Gravatar # Re: Custom Web Part Property Restrictions
by Travis at 2/11/2004 6:09 PM

Actually, what I ended up doing was creating a strongly-typed dataset that would essentially hold only one row of values. Each column in the dataset represented a custom setting or property the user can set up, and the value in the column ended up being the property value.

Once you create your strongly-typed Dataset, you can do something like:

<pre>string serializedSettings = myStrongTypeSet.GetDataSet().GetXml();</pre>

That'll get your data from your dataset into an XML node. Note that if you have more than one row in there, you may end up with an XML document fragment instead of an a valid XML document, so you may want to do a little massaging to make that work to your satisfaction.

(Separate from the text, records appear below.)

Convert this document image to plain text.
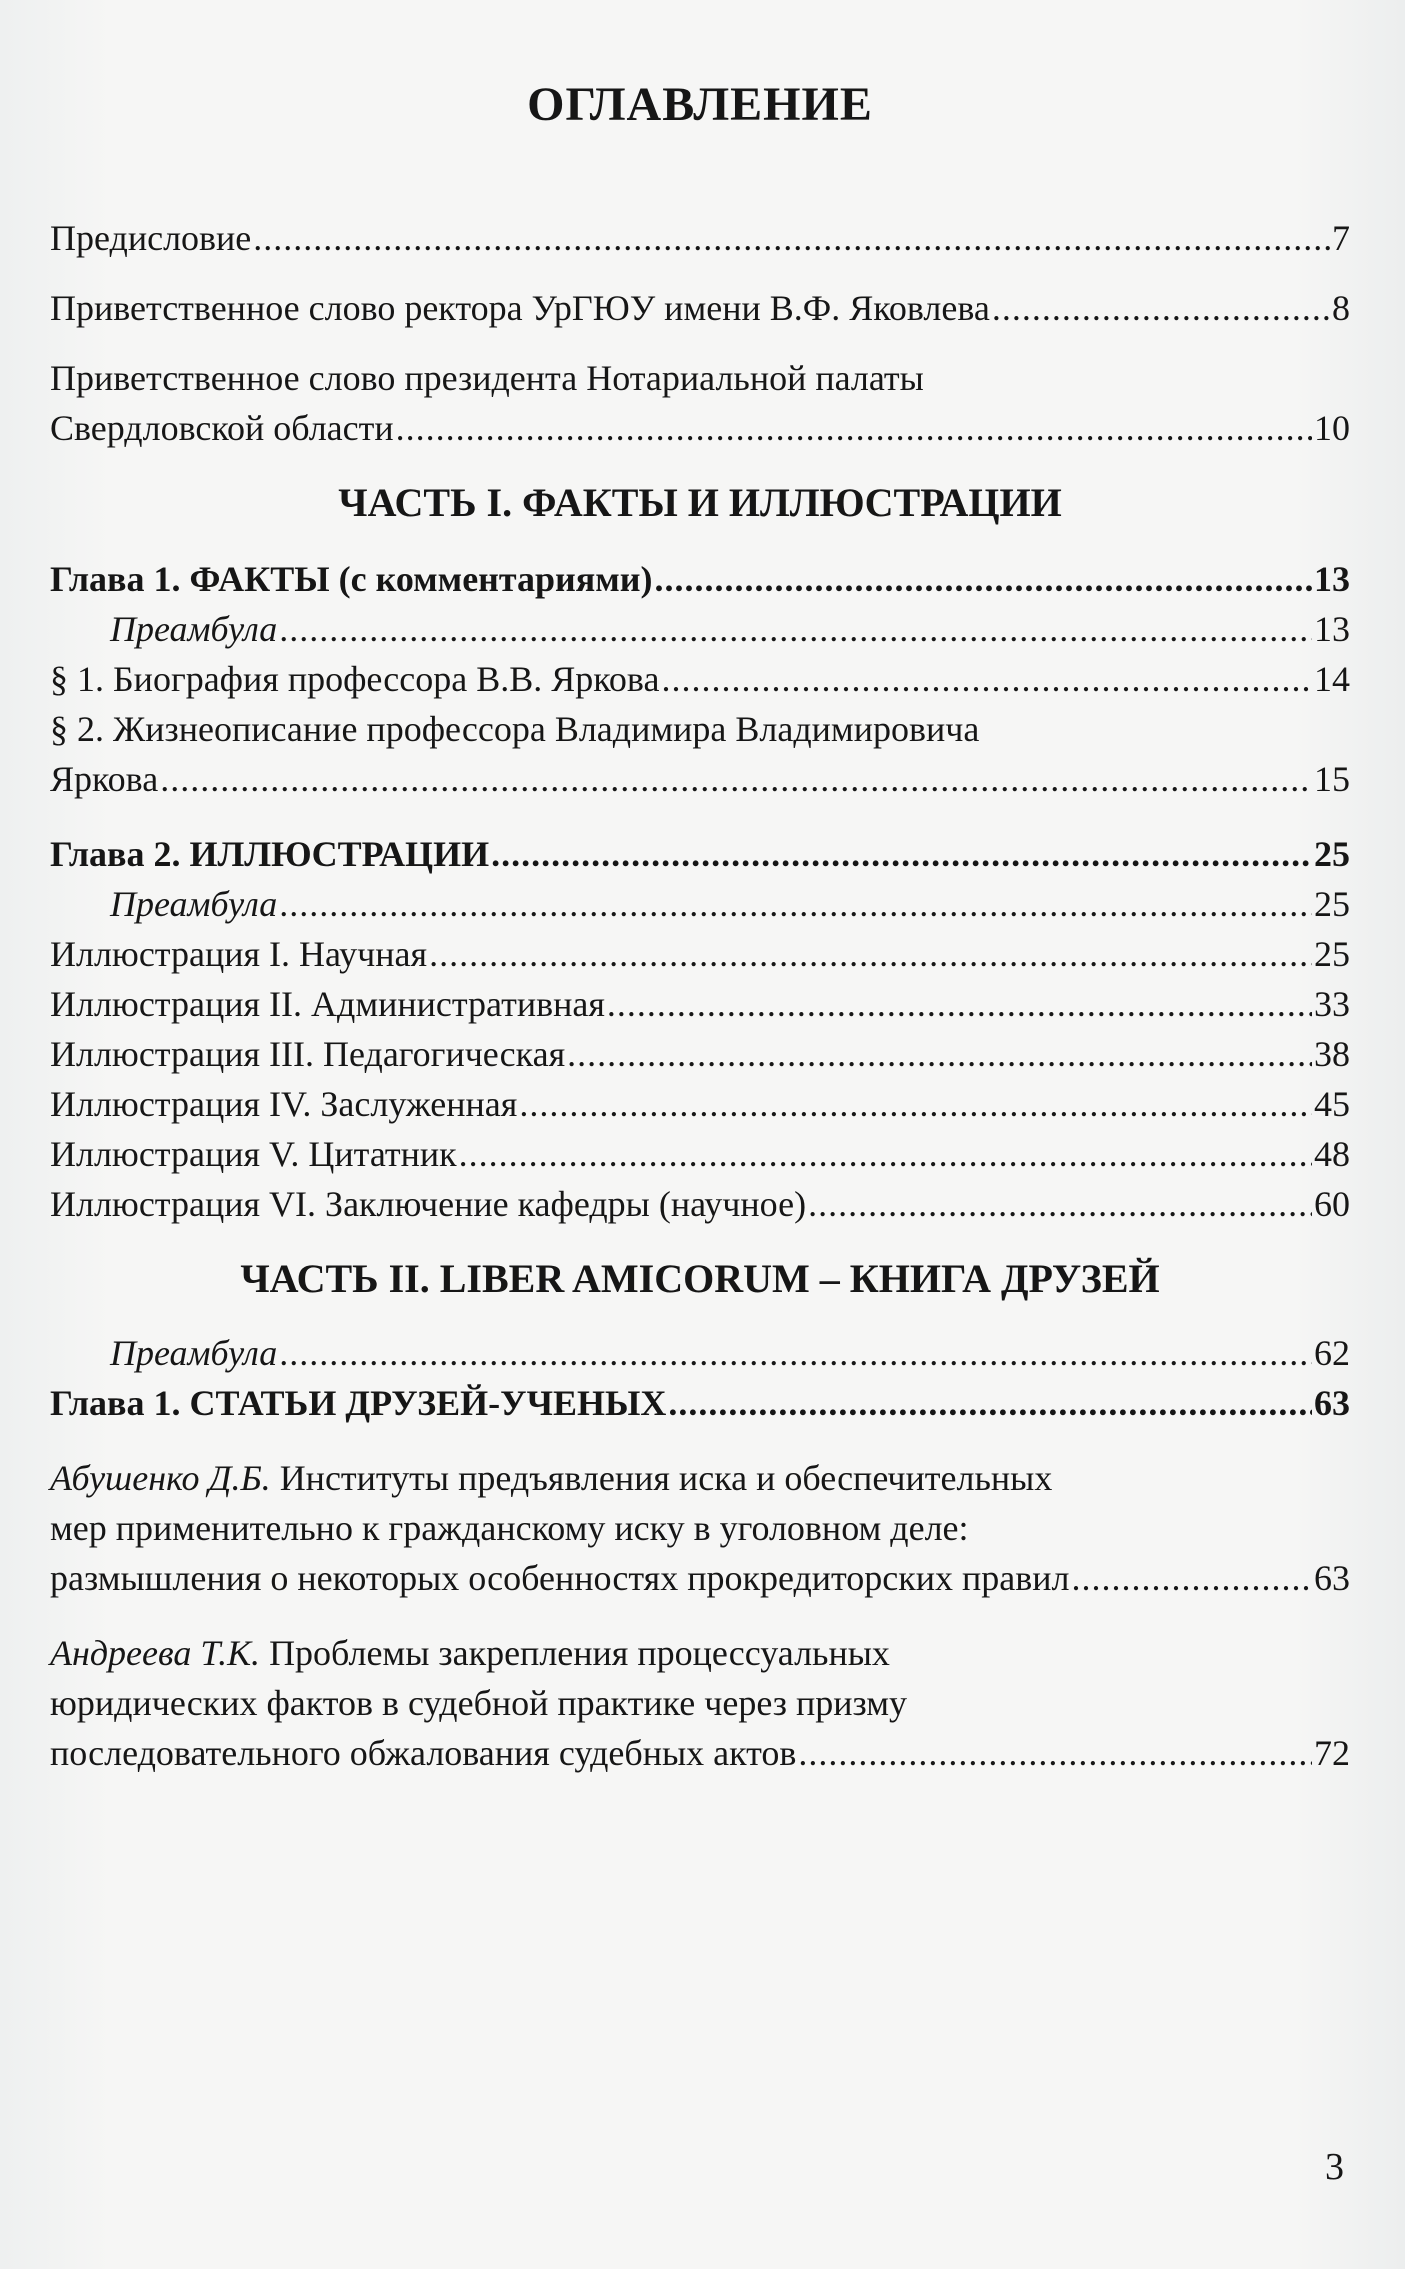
ОГЛАВЛЕНИЕ
Предисловие .....	7
Приветственное слово ректора УрГЮУ имени В.Ф. Яковлева .....	8
Приветственное слово президента Нотариальной палаты
Свердловской области .....	10
ЧАСТЬ I. ФАКТЫ И ИЛЛЮСТРАЦИИ
Глава 1. ФАКТЫ (с комментариями) .....	13
Преамбула .....	13
§ 1. Биография профессора В.В. Яркова .....	14
§ 2. Жизнеописание профессора Владимира Владимировича
Яркова .....	15
Глава 2. ИЛЛЮСТРАЦИИ .....	25
Преамбула .....	25
Иллюстрация I. Научная .....	25
Иллюстрация II. Административная .....	33
Иллюстрация III. Педагогическая .....	38
Иллюстрация IV. Заслуженная .....	45
Иллюстрация V. Цитатник .....	48
Иллюстрация VI. Заключение кафедры (научное) .....	60
ЧАСТЬ II. LIBER AMICORUM – КНИГА ДРУЗЕЙ
Преамбула .....	62
Глава 1. СТАТЬИ ДРУЗЕЙ-УЧЕНЫХ .....	63
Абушенко Д.Б. Институты предъявления иска и обеспечительных
мер применительно к гражданскому иску в уголовном деле:
размышления о некоторых особенностях прокредиторских правил .....	63
Андреева Т.К. Проблемы закрепления процессуальных
юридических фактов в судебной практике через призму
последовательного обжалования судебных актов .....	72
3
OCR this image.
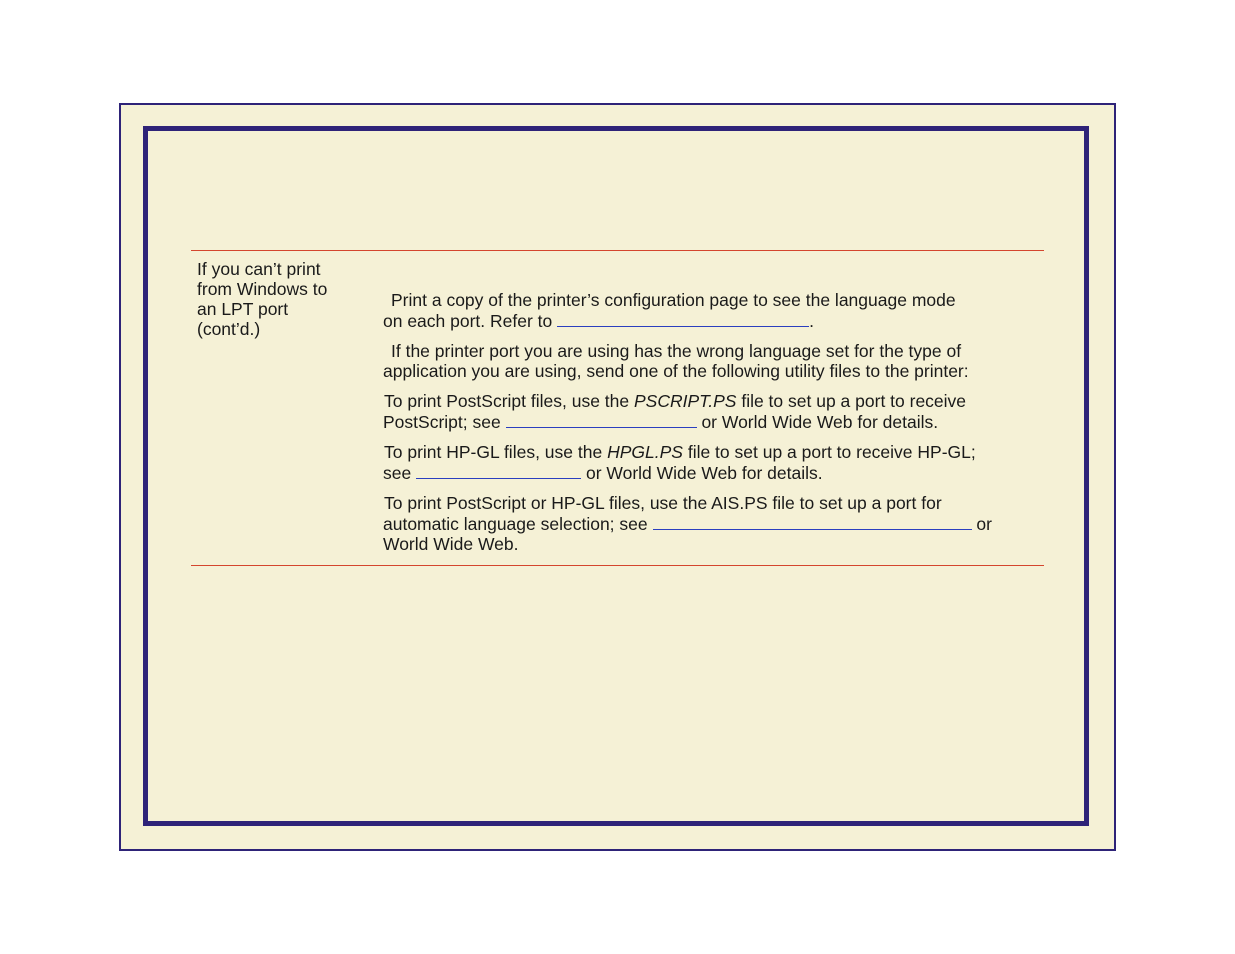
If you can’t print
from Windows to
an LPT port
(cont’d.)
Print a copy of the printer’s configuration page to see the language mode
on each port. Refer to	.
If the printer port you are using has the wrong language set for the type of
application you are using, send one of the following utility files to the printer:
To print PostScript files, use the PSCRIPT.PS file to set up a port to receive
PostScript; see	or World Wide Web for details.
To print HP-GL files, use the HPGL.PS file to set up a port to receive HP-GL;
see	or World Wide Web for details.
To print PostScript or HP-GL files, use the AIS.PS file to set up a port for
automatic language selection; see	or
World Wide Web.
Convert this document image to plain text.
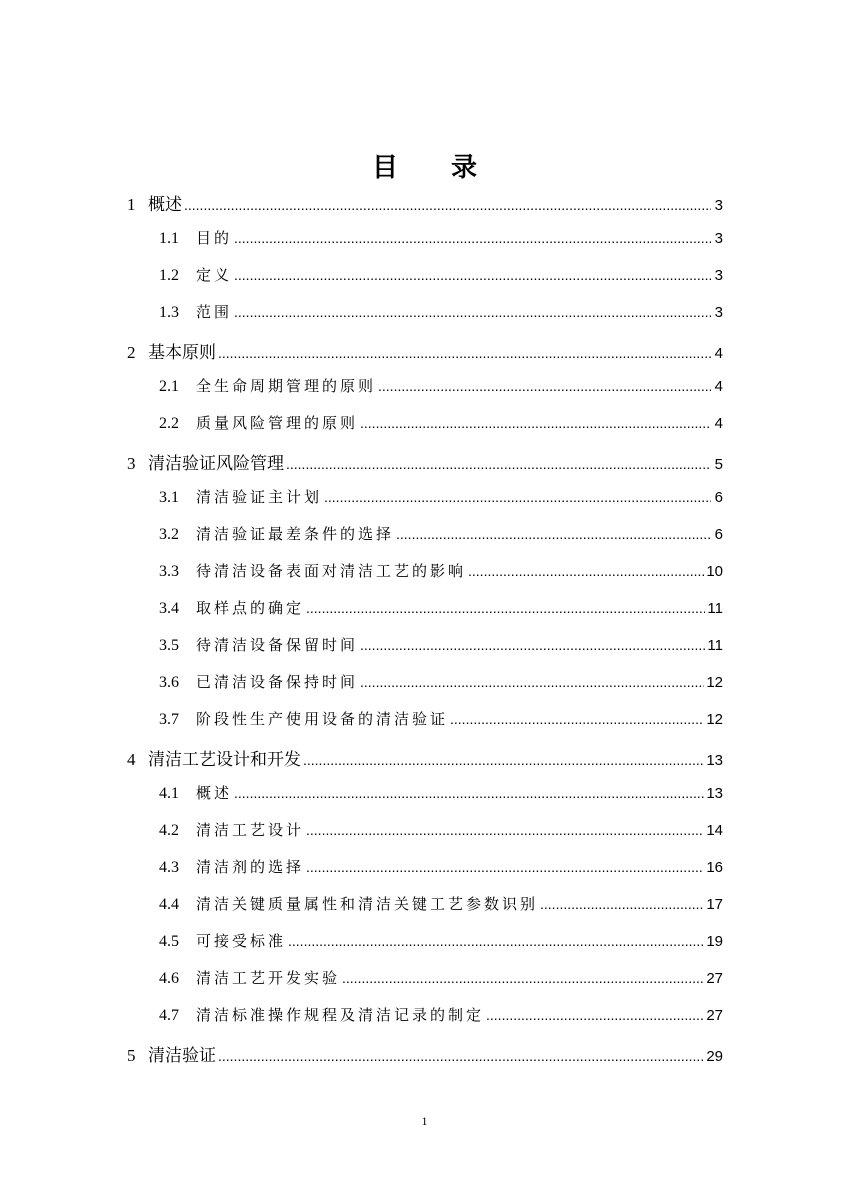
目 录
1 概述 .....	3
1.1	目的 .....	3
1.2	定义 .....	3
1.3	范围 .....	3
2 基本原则 .....	4
2.1	全生命周期管理的原则 .....	4
2.2	质量风险管理的原则 .....	4
3 清洁验证风险管理 .....	5
3.1	清洁验证主计划 .....	6
3.2	清洁验证最差条件的选择 .....	6
3.3	待清洁设备表面对清洁工艺的影响 .....	10
3.4	取样点的确定 .....	11
3.5	待清洁设备保留时间 .....	11
3.6	已清洁设备保持时间 .....	12
3.7	阶段性生产使用设备的清洁验证 .....	12
4 清洁工艺设计和开发 .....	13
4.1	概述 .....	13
4.2	清洁工艺设计 .....	14
4.3	清洁剂的选择 .....	16
4.4	清洁关键质量属性和清洁关键工艺参数识别 .....	17
4.5	可接受标准 .....	19
4.6	清洁工艺开发实验 .....	27
4.7	清洁标准操作规程及清洁记录的制定 .....	27
5 清洁验证 .....	29
1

To get your DataSet back out of the XML (and I'm sure I'm going about this the hard way), you have to read the XML back from a stream - you can't just read it from a string. That makes it tougher. So you'll do something like:

<pre>MemoryStream stream = null;
StreamWriter writer = null;
MyDataSet ds = null;

try{
// Create a stream and writer to put the XML into
stream = new MemoryStream();
writer = new StreamWriter(stream);

// Put the XML for the dataset into the stream
writer.Write(serializedSettings);
writer.Flush();

// Create the new typed dataset
ds = new MyDataSet();
stream.Seek(0, SeekOrigin.Begin);
ds.ReadXml(stream);
}
finally{
// Stream cleanup
if(writer != null){
writer.Close();
writer = null;
}
if(stream != null){
stream.Close();
stream = null;
}
}</pre>

Obviously you'll have to adapt that to your own purposes, but that's generally how I ended up solving the problem.